Right way to overload < operator?

Question

I have a class called user which has a lname field. Is this the right way to overload the "<" operator?

bool User::operator<(const User& other)
{
    std::cout << "< operator was called" << std::endl;
    if (this != &other)
    {
        if (lname.compare(other.lname) == 0)
        {
            return true;
        }
    }
    return false;
}

I am trying to use this in a more complicated set of things and it is failing - just want to make sure this much is right.

Answer 1

It seems better to me to hide the 'lname' field as private.

return lname.compare(other.getName()) < 0;

Answer 2

As others have pointed out, your operator< doesn't allow the left side to be const. Changing the function signature to

bool User::operator<(const User& other) const

is an improvement. But I would actually recommend making it a non-member function instead:

class User {
public:
    friend bool operator<(const User& u1, const User& u2);
    // ...
};

bool operator<(const User& u1, const User& u2)
{
    // ...
}

For one thing, it's a little more legible in my opinion.
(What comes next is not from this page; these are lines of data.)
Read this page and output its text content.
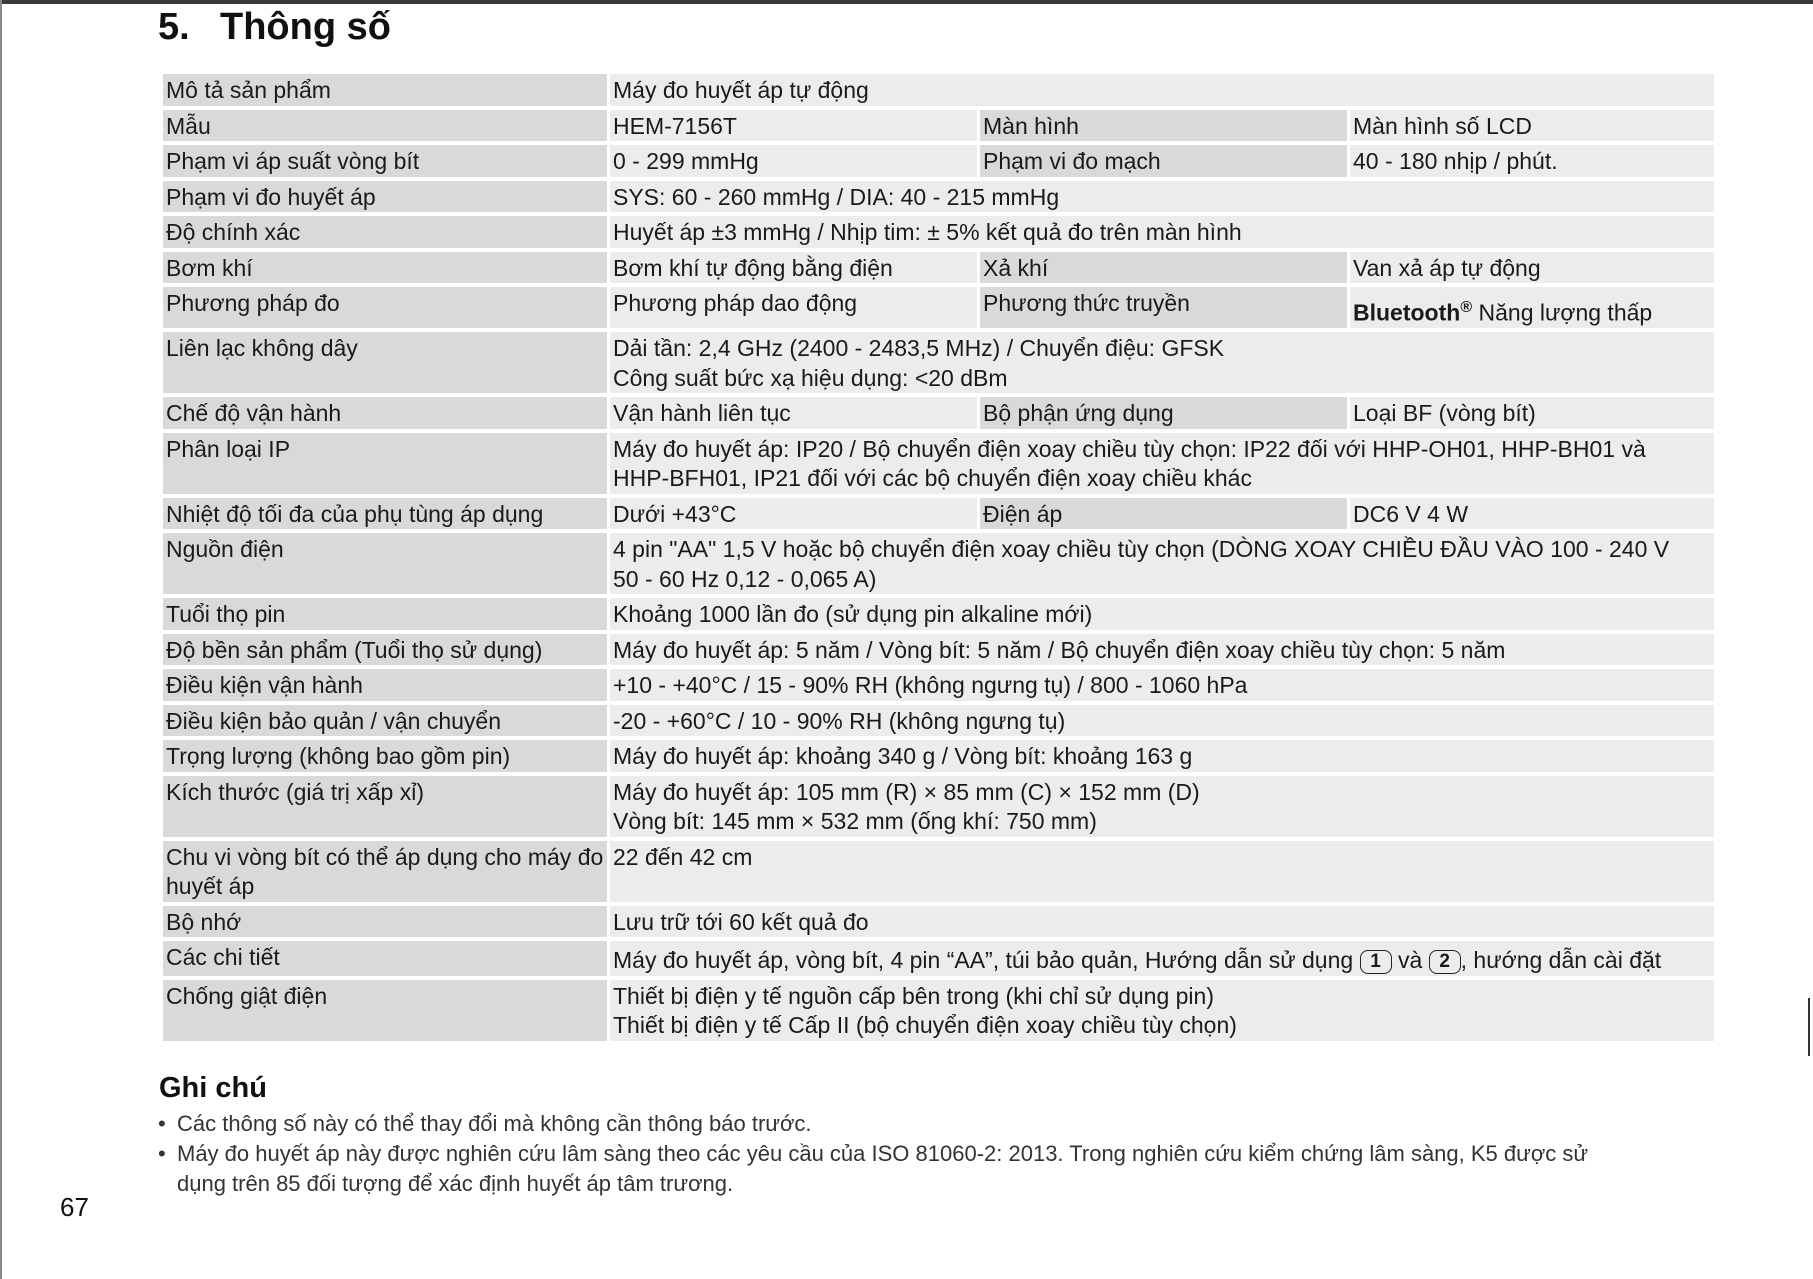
5. Thông số
Mô tả sản phẩm	Máy đo huyết áp tự động		
Mẫu	HEM-7156T	Màn hình	Màn hình số LCD
Phạm vi áp suất vòng bít	0 - 299 mmHg	Phạm vi đo mạch	40 - 180 nhịp / phút.
Phạm vi đo huyết áp	SYS: 60 - 260 mmHg / DIA: 40 - 215 mmHg		
Độ chính xác	Huyết áp ±3 mmHg / Nhịp tim: ± 5% kết quả đo trên màn hình		
Bơm khí	Bơm khí tự động bằng điện	Xả khí	Van xả áp tự động
Phương pháp đo	Phương pháp dao động	Phương thức truyền	Bluetooth® Năng lượng thấp
Liên lạc không dây	Dải tần: 2,4 GHz (2400 - 2483,5 MHz) / Chuyển điệu: GFSK
Công suất bức xạ hiệu dụng: <20 dBm		

Chế độ vận hành	Vận hành liên tục	Bộ phận ứng dụng	Loại BF (vòng bít)
Phân loại IP	Máy đo huyết áp: IP20 / Bộ chuyển điện xoay chiều tùy chọn: IP22 đối với HHP-OH01, HHP-BH01 và
HHP-BFH01, IP21 đối với các bộ chuyển điện xoay chiều khác		

Nhiệt độ tối đa của phụ tùng áp dụng	Dưới +43°C	Điện áp	DC6 V 4 W
Nguồn điện	4 pin "AA" 1,5 V hoặc bộ chuyển điện xoay chiều tùy chọn (DÒNG XOAY CHIỀU ĐẦU VÀO 100 - 240 V
50 - 60 Hz 0,12 - 0,065 A)		

Tuổi thọ pin	Khoảng 1000 lần đo (sử dụng pin alkaline mới)		
Độ bền sản phẩm (Tuổi thọ sử dụng)	Máy đo huyết áp: 5 năm / Vòng bít: 5 năm / Bộ chuyển điện xoay chiều tùy chọn: 5 năm		
Điều kiện vận hành	+10 - +40°C / 15 - 90% RH (không ngưng tụ) / 800 - 1060 hPa		
Điều kiện bảo quản / vận chuyển	-20 - +60°C / 10 - 90% RH (không ngưng tụ)		
Trọng lượng (không bao gồm pin)	Máy đo huyết áp: khoảng 340 g / Vòng bít: khoảng 163 g		
Kích thước (giá trị xấp xỉ)	Máy đo huyết áp: 105 mm (R) × 85 mm (C) × 152 mm (D)
Vòng bít: 145 mm × 532 mm (ống khí: 750 mm)		

Chu vi vòng bít có thể áp dụng cho máy đo
huyết áp	22 đến 42 cm		
Bộ nhớ	Lưu trữ tới 60 kết quả đo		
Các chi tiết	Máy đo huyết áp, vòng bít, 4 pin “AA”, túi bảo quản, Hướng dẫn sử dụng 1 và 2 , hướng dẫn cài đặt		
Chống giật điện	Thiết bị điện y tế nguồn cấp bên trong (khi chỉ sử dụng pin)
Thiết bị điện y tế Cấp II (bộ chuyển điện xoay chiều tùy chọn)		
Ghi chú
• Các thông số này có thể thay đổi mà không cần thông báo trước.
• Máy đo huyết áp này được nghiên cứu lâm sàng theo các yêu cầu của ISO 81060-2: 2013. Trong nghiên cứu kiểm chứng lâm sàng, K5 được sử
dụng trên 85 đối tượng để xác định huyết áp tâm trương.
67
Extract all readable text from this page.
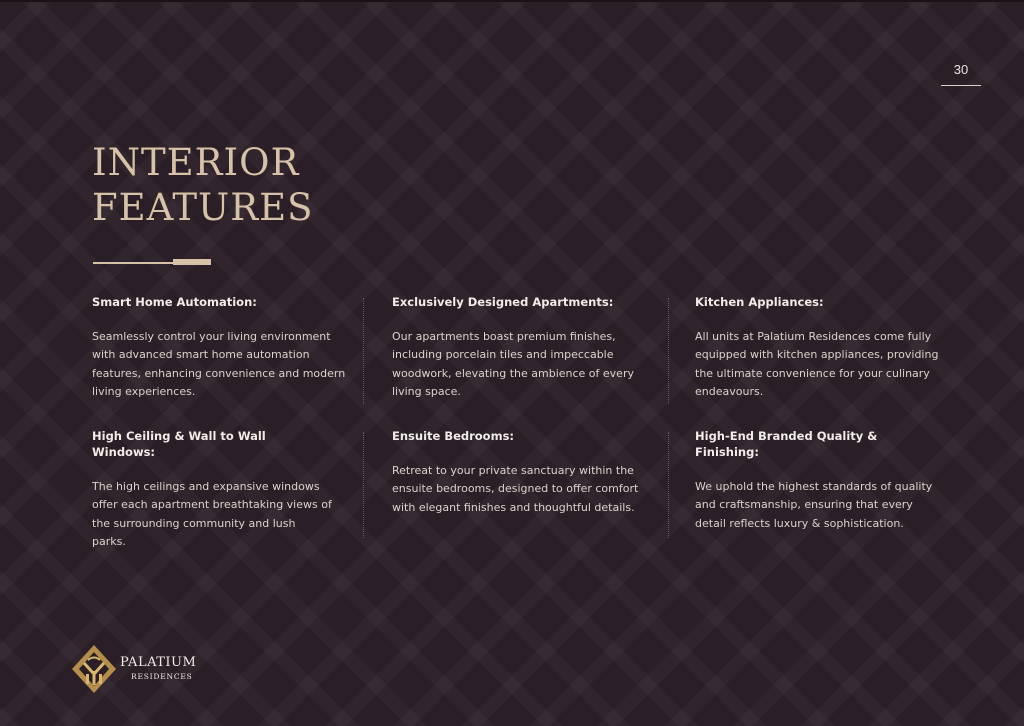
30
INTERIOR
FEATURES
Smart Home Automation:

Seamlessly control your living environment with advanced smart home automation features, enhancing convenience and modern living experiences.

Exclusively Designed Apartments:

Our apartments boast premium finishes, including porcelain tiles and impeccable woodwork, elevating the ambience of every living space.

Kitchen Appliances:

All units at Palatium Residences come fully equipped with kitchen appliances, providing the ultimate convenience for your culinary endeavours.

High Ceiling & Wall to Wall Windows:

The high ceilings and expansive windows offer each apartment breathtaking views of the surrounding community and lush parks.

Ensuite Bedrooms:

Retreat to your private sanctuary within the ensuite bedrooms, designed to offer comfort with elegant finishes and thoughtful details.

High-End Branded Quality & Finishing:

We uphold the highest standards of quality and craftsmanship, ensuring that every detail reflects luxury & sophistication.

PALATIUM
RESIDENCES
But also, it sometimes makes a technical difference. With a non-member function, the expression a < b attempts implicit conversions on both a and b to see if your operator< is a viable overload. But with a member function, implicit conversions can apply to b, but not to a: a must be of type User or a derived type. This can lead to surprising situations where a < b compiles but b < a doesn't.

Answer 3

The correct way to implement operator< is as a const-function:

bool User::operator<( const User& other ) const

This means that the function does not modify its members and thus can be called on const instances of your class.

Answer 4

Try:

bool User::operator<(const User& other) const
{
    return lname.compare(other.lname) < 0;
}